Javed Butler, MD, MPH, MBA, University of Mississippi Medical Center, Jackson, Mississippi, and Ileana L. Piña, MD, Central Michigan University, Midlands, Michigan, wrote a editorial comment published next to the newspaper. They said the results were “disturbing, to say the least.”
They noted some concern about the low response rate and the possibility of “response bias,” but ultimately decided that even if one assumed that most cardiologists who did not respond to the survey felt that the hostile work environment is not a problem, it is not a reason to ignore the results of this survey and not address the concern of the people who did it. “
Still, strong action is needed. “For flagrant offenses, there should be a zero-tolerance policy,” they write, with “strict human and legal resource interventions” as a deterrent against, for example, forced sexual behavior and reviews of third-party complaints. non-conflicting and diverse ”to allay fears of internal ramifications.
They write that it is important to understand better, is this a topic that is somehow more relevant in the world of cardiology or more widespread in the medical field?
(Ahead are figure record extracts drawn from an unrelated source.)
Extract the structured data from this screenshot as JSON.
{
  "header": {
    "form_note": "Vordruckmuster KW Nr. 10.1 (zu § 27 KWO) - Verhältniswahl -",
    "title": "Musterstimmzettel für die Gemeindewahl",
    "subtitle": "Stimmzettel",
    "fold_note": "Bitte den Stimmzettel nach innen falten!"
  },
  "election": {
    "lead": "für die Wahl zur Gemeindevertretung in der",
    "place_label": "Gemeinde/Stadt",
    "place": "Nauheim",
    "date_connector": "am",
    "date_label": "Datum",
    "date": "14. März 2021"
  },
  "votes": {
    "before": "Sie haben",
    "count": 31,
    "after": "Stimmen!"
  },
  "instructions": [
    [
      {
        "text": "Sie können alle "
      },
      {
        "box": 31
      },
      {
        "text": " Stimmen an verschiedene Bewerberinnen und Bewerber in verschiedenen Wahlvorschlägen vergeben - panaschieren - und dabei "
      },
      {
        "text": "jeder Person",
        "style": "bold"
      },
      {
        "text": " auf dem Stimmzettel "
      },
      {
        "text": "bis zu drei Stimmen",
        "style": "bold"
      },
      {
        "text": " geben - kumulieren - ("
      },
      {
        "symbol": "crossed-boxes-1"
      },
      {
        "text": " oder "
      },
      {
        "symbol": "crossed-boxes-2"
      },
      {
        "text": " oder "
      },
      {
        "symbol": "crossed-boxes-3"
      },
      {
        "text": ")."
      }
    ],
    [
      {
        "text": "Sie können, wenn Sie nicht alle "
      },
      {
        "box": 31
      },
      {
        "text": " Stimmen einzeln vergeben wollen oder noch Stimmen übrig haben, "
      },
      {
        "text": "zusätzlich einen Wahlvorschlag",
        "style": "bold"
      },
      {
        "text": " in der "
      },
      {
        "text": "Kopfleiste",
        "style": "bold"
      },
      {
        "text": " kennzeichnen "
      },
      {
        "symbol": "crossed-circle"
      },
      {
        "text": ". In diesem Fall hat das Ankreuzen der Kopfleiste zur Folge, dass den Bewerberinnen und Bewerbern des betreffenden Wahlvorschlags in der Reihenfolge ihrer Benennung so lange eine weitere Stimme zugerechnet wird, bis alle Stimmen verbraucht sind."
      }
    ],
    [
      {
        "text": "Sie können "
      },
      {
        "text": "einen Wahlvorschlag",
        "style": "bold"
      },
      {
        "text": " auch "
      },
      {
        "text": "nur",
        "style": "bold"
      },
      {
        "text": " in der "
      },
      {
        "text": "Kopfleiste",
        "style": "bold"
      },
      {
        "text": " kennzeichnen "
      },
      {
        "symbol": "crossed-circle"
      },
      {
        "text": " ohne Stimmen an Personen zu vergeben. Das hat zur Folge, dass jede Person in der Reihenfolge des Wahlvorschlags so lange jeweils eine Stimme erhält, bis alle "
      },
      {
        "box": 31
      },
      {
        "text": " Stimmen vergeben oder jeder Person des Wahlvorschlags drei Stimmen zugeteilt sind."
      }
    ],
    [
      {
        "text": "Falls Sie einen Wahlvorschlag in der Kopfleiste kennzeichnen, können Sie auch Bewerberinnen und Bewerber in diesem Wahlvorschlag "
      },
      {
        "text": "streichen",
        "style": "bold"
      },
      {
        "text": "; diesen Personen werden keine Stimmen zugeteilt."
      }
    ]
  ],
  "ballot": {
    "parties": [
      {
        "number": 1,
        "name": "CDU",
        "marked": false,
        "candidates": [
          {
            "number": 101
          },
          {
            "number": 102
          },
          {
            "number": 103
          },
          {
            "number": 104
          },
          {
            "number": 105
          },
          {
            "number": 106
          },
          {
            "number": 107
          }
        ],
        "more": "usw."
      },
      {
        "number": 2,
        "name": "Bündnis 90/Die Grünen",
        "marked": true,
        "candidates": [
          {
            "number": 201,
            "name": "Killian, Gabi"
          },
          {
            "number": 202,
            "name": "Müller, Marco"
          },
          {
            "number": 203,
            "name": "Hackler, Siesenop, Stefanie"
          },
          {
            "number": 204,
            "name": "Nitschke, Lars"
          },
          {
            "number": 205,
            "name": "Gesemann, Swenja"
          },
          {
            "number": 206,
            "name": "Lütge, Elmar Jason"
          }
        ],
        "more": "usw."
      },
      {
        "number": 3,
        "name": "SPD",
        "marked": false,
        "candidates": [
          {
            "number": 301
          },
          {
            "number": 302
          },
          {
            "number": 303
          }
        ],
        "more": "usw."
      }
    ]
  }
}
Sharma believes that cardiology may be a more hostile environment for women and minorities than some other subspecialties. “While the face of medicine is more diverse, cardiology remains a predominant field of white man, which is why the ACC is working so hard to better understand these issues and affect change,” Sharma said.
“We’ve moved the needle a bit, but women are still only 21% of the cardiology staff, while, for example, 50% of internal medicine graduates are women. In cardiology, it’s still a filtration duct. where women only wear out discrimination, harassment and hostility, and it is perceived by participants as a really difficult subspecialty for women. ”
The authors have not disclosed any relevant financial relationship.